Pakistan stocks remain under pressure on uncertainty over US tariffs
  • Benchmark KSE-100 index experienced significant intraday pressure on Wednesday, plunging as much as 2,640 points during the session 
  • Global markets took a pummeling on Wednesday as President Donald Trump’s eye-watering 104% tariffs on China came into effect

ISLAMABAD: Pakistan’s benchmark KSE-100 index experienced significant intraday pressure on Wednesday, shedding as much as 2,640 points during the session before settling at 114,153 points on uncertainty over US tariff measures.
Global markets took a pummeling on Wednesday as President Donald Trump’s eye-watering 104% tariffs on China came into effect, and a savage selloff in US bonds sparked fears that foreign funds were fleeing US assets.

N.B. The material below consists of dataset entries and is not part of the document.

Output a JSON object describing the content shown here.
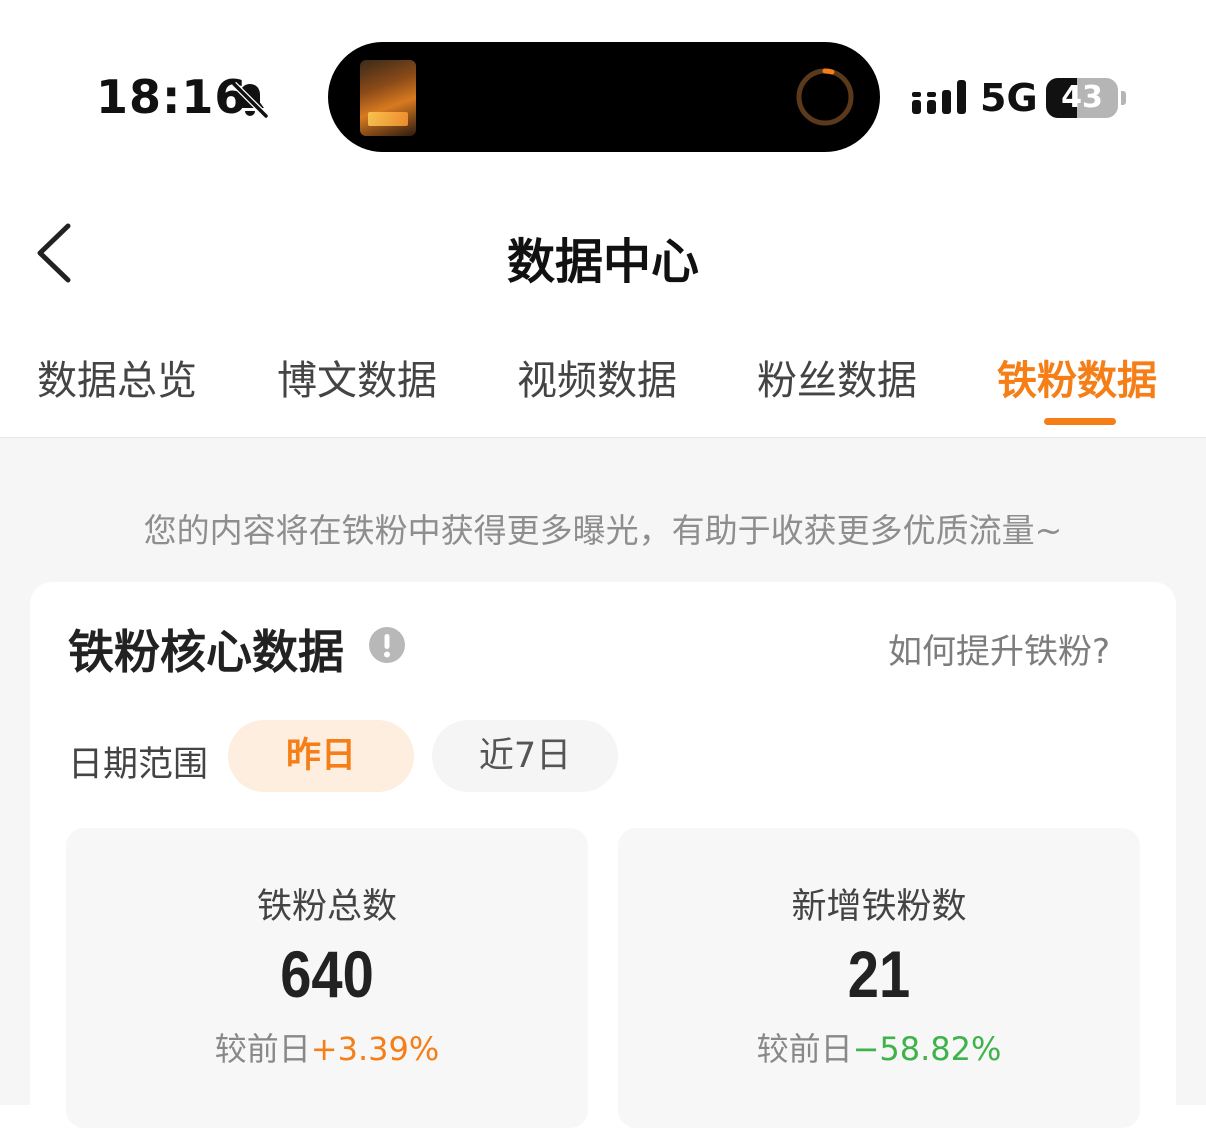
{
  "status_bar": {
    "time": "18:16",
    "network": "5G",
    "battery": "43"
  },
  "header": {
    "title": "数据中心"
  },
  "tabs": [
    {
      "label": "数据总览",
      "active": false
    },
    {
      "label": "博文数据",
      "active": false
    },
    {
      "label": "视频数据",
      "active": false
    },
    {
      "label": "粉丝数据",
      "active": false
    },
    {
      "label": "铁粉数据",
      "active": true
    }
  ],
  "tip": "您的内容将在铁粉中获得更多曝光，有助于收获更多优质流量~",
  "core": {
    "title": "铁粉核心数据",
    "help_link": "如何提升铁粉?",
    "date_range_label": "日期范围",
    "ranges": [
      {
        "label": "昨日",
        "selected": true
      },
      {
        "label": "近7日",
        "selected": false
      }
    ],
    "stats": [
      {
        "label": "铁粉总数",
        "value": "640",
        "compare_prefix": "较前日",
        "change": "+3.39%",
        "trend": "up"
      },
      {
        "label": "新增铁粉数",
        "value": "21",
        "compare_prefix": "较前日",
        "change": "−58.82%",
        "trend": "down"
      }
    ]
  },
  "colors": {
    "accent": "#f57e17",
    "positive": "#f57e17",
    "negative": "#3db34a",
    "page_bg": "#f6f6f6"
  },
  "icons": {
    "bell": "bell-muted-icon",
    "back": "chevron-left-icon",
    "info": "info-circle-icon",
    "signal": "cellular-signal-icon",
    "progress": "progress-ring-icon"
  }
}
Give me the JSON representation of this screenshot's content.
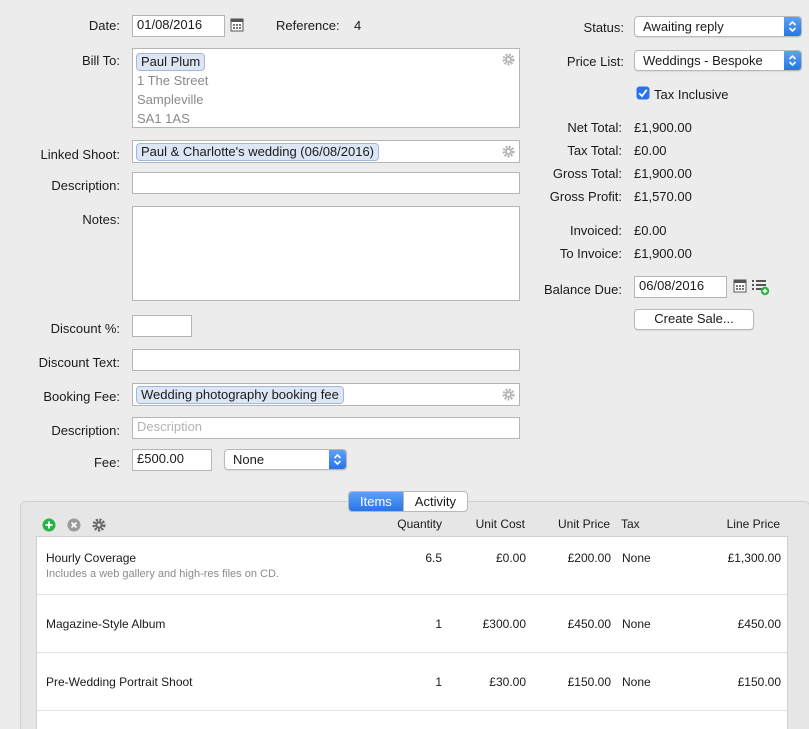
{
  "form": {
    "date_label": "Date:",
    "date_value": "01/08/2016",
    "reference_label": "Reference:",
    "reference_value": "4",
    "bill_to_label": "Bill To:",
    "bill_to_contact": "Paul Plum",
    "bill_to_address": [
      "1 The Street",
      "Sampleville",
      "SA1 1AS"
    ],
    "linked_shoot_label": "Linked Shoot:",
    "linked_shoot_value": "Paul & Charlotte's wedding (06/08/2016)",
    "description_label": "Description:",
    "description_value": "",
    "notes_label": "Notes:",
    "notes_value": "",
    "discount_pct_label": "Discount %:",
    "discount_pct_value": "",
    "discount_text_label": "Discount Text:",
    "discount_text_value": "",
    "booking_fee_label": "Booking Fee:",
    "booking_fee_value": "Wedding photography booking fee",
    "fee_description_label": "Description:",
    "fee_description_placeholder": "Description",
    "fee_label": "Fee:",
    "fee_value": "£500.00",
    "fee_tax_value": "None"
  },
  "summary": {
    "status_label": "Status:",
    "status_value": "Awaiting reply",
    "price_list_label": "Price List:",
    "price_list_value": "Weddings - Bespoke",
    "tax_inclusive_label": "Tax Inclusive",
    "tax_inclusive_checked": true,
    "net_total_label": "Net Total:",
    "net_total_value": "£1,900.00",
    "tax_total_label": "Tax Total:",
    "tax_total_value": "£0.00",
    "gross_total_label": "Gross Total:",
    "gross_total_value": "£1,900.00",
    "gross_profit_label": "Gross Profit:",
    "gross_profit_value": "£1,570.00",
    "invoiced_label": "Invoiced:",
    "invoiced_value": "£0.00",
    "to_invoice_label": "To Invoice:",
    "to_invoice_value": "£1,900.00",
    "balance_due_label": "Balance Due:",
    "balance_due_value": "06/08/2016",
    "create_sale_label": "Create Sale..."
  },
  "tabs": {
    "items_label": "Items",
    "activity_label": "Activity"
  },
  "table": {
    "headers": {
      "quantity": "Quantity",
      "unit_cost": "Unit Cost",
      "unit_price": "Unit Price",
      "tax": "Tax",
      "line_price": "Line Price"
    },
    "rows": [
      {
        "name": "Hourly Coverage",
        "detail": "Includes a web gallery and high-res files on CD.",
        "quantity": "6.5",
        "unit_cost": "£0.00",
        "unit_price": "£200.00",
        "tax": "None",
        "line_price": "£1,300.00"
      },
      {
        "name": "Magazine-Style Album",
        "detail": "",
        "quantity": "1",
        "unit_cost": "£300.00",
        "unit_price": "£450.00",
        "tax": "None",
        "line_price": "£450.00"
      },
      {
        "name": "Pre-Wedding Portrait Shoot",
        "detail": "",
        "quantity": "1",
        "unit_cost": "£30.00",
        "unit_price": "£150.00",
        "tax": "None",
        "line_price": "£150.00"
      }
    ]
  },
  "colors": {
    "accent": "#2a73ea",
    "token_bg": "#dce6f5",
    "add_green": "#2ab24a",
    "remove_gray": "#9a9a9a"
  },
  "icons": [
    "calendar-icon",
    "gear-icon",
    "add-icon",
    "remove-icon",
    "list-add-icon",
    "checkbox-checked-icon",
    "popup-arrows-icon"
  ]
}
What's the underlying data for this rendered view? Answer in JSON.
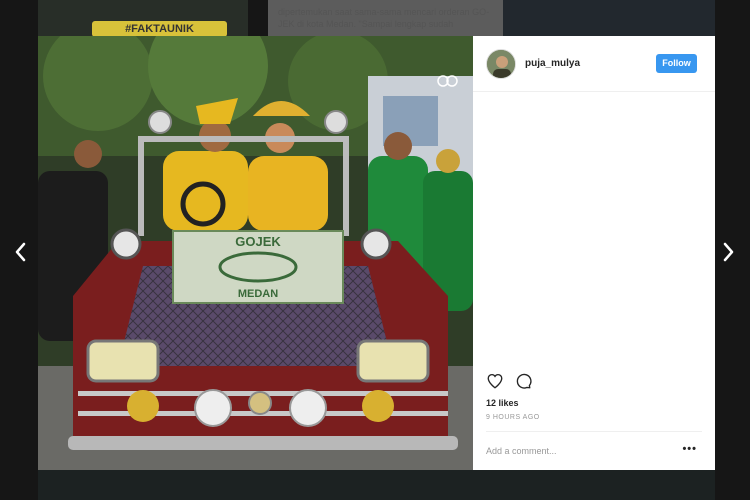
{
  "background": {
    "tag": "#FAKTAUNIK",
    "caption": "dipertemukan saat sama-sama mencari orderan GO-JEK di kota Medan. \"Sampai lengkap sudah"
  },
  "post": {
    "username": "puja_mulya",
    "follow_label": "Follow",
    "likes": "12 likes",
    "time": "9 HOURS AGO",
    "comment_placeholder": "Add a comment...",
    "more_label": "•••"
  },
  "photo": {
    "plate_top": "GOJEK",
    "plate_bottom": "MEDAN"
  },
  "icons": {
    "like": "heart-icon",
    "comment": "comment-icon",
    "more": "more-options-icon",
    "prev": "chevron-left-icon",
    "next": "chevron-right-icon"
  },
  "colors": {
    "follow_button": "#3897f0",
    "overlay": "#3b3b3b",
    "gojek_green": "#1f8a3b"
  }
}
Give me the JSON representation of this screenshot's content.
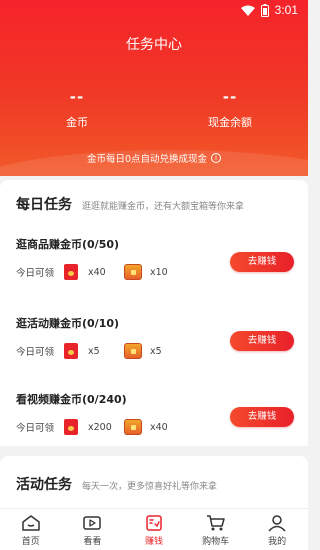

This week has brought crisis-era volatility to markets, wiping off trillions of dollars in value from stocks and hitting commodities and emerging markets with force.
“The Pakistan Stock Exchange remained under significant pressure today, as mounting uncertainty over potential US tariff measures reverberated across global financial markets,” Pakistani brokerage house Topline Securities said in its daily market review.
“In line with the negative trend witnessed in international equities, the local bourse experienced heightened volatility throughout the session.”
After plunging as much as 2,640 points during intraday trading on Wednesday, some recovery was seen in the latter half of the day and the index closed at 114,153 points, marking a net decline of 1,379 points or 1.19%.
On Tuesday, Pakistan stocks had closed at 118,938, gaining 623 points (0.54%), a day after the exchange fell to an intraday low of 8,687 points, the largest intraday point-wise drop in PSX history.
Major stock indexes plunged on Monday after Trump announced tariffs on goods imported from the rest of the world, saying a 10% tariff on all nations and much higher rates of up to 50% on individual countries will boost the US economy and protect jobs.
The Trump administration has also imposed a 29% tariff on Pakistan.